As I passed the time talking with my new friends Lisa and Kris about home – turns out the couple had recently been to a wedding at The Brownstone in NJ, where my sister got married; Lisa’s family was from NJ and Italian; they had both eaten the spaghetti for lunch and recommended I try it for dinner – some excitement arose from the Sherpa gang, who were all crowding closer to the TV. Excellent, I thought, some news. The scene that we witnessed was so unbelievably bizarre that had I been alone, I’d have assumed I was having high altitude hallucinations. Every Nepali in the room (save for the woman who ran the lodge) had moved his chair close to the TV. The volume was turned way up. As the sun set behind the Khumbu range, we, along with probably the only other people in town, settled in for a three hour long session with the WWE. Wrestlemania had reached one of the most remote parts of the world, and carried with it far more weight than something so futile as, oh, a Maoist-imposed national strike!
This was serious business. The thin air suddenly became thick and heavy, as if the Sherpa were high rollers with millions resting on the Kentucky Derby. Having worked in heavy metal, I was embarrassed to admit I knew some of the wrestlers and moreover their theme songs. I was hearing Killswitch Engage (a band I used to represent) at 13,000 feet. I had even met a couple of the wrestlers, news I kept to myself lest a riot break out. The excitement in the room was bananas. At one point, Phurba got so worked up his chair was rattling. I asked if the featured wrestler (I think it was Darren Young) was his favorite. “Oh yes, He is very good player!” and then I was shushed so the match could be watched in silence. It was truly hilarious, and I had not laughed that hard in a long time. Proud of my country’s fine entertainment exports, I focused my thoughts on dinner.
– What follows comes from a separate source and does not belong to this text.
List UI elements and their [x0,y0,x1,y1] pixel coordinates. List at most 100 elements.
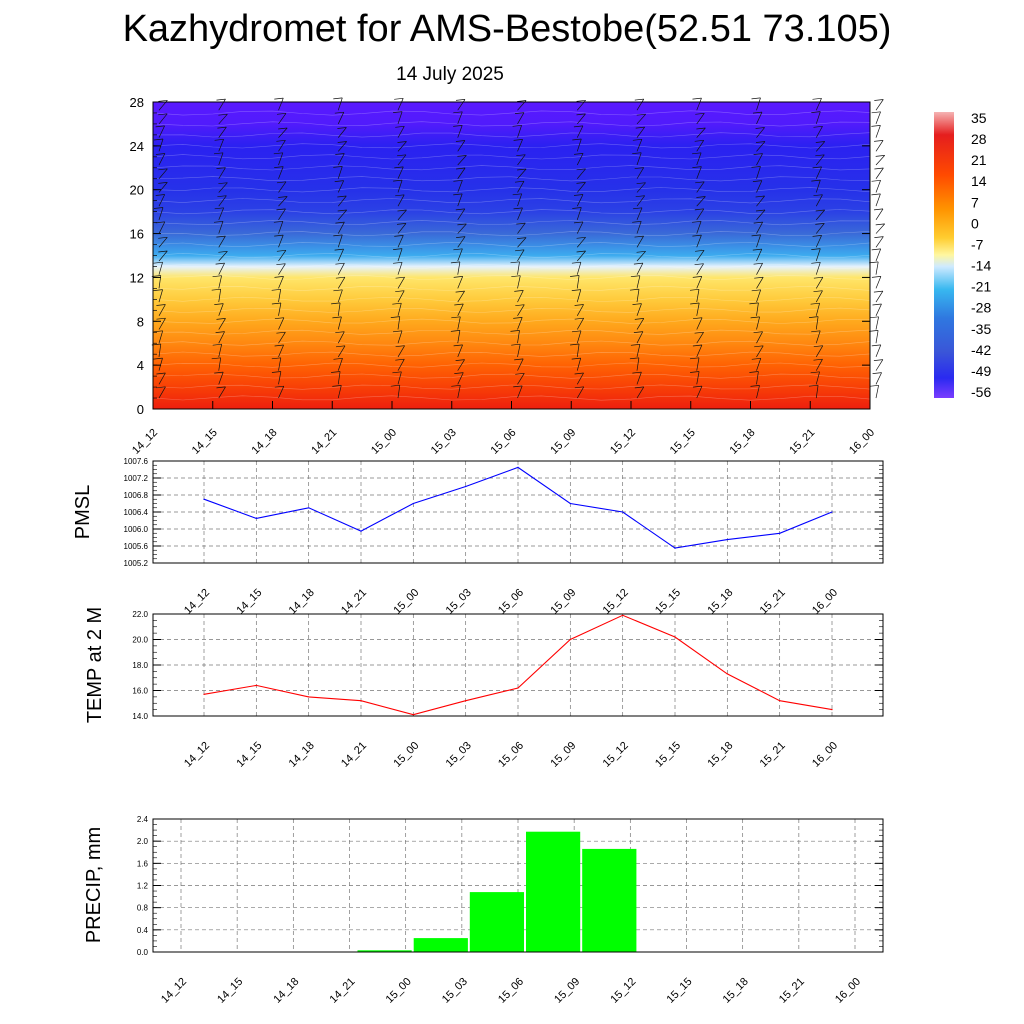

I have to admit, I was nervous about ordering the spaghetti. It was on every menu, but I usually thought it best to stick with dal bhat. We had been talking about food all afternoon, and I was sick of dal bhat. My friends assured me that it was a good choice. So after the innkeeper fired up the stove with yak dung, she went to work (sans washing her hands, I should note) chopping up fresh tomatoes, onions and garlic, and I was presented with a giant plate of spaghetti with fresh marinara sauce and a heaping mound of grated yak cheese. And it was actually delicious. I declined to accept Kris’s recommendation to sample the “Hot Tang,” (by far the most curious menu item I had seen on the trek) but thought that if I ever started a band, that would be a great name. The afternoon turned into evening, the Wrestlemania marathon carried on long past sunset and my last day high in the Himalayas was a blast.
I was in bed by 8PM, haunted by dreams of being abducted by a spaghetti-eating, tang-drinking, Maoist-wrestling yeti. Bizarre, indeed.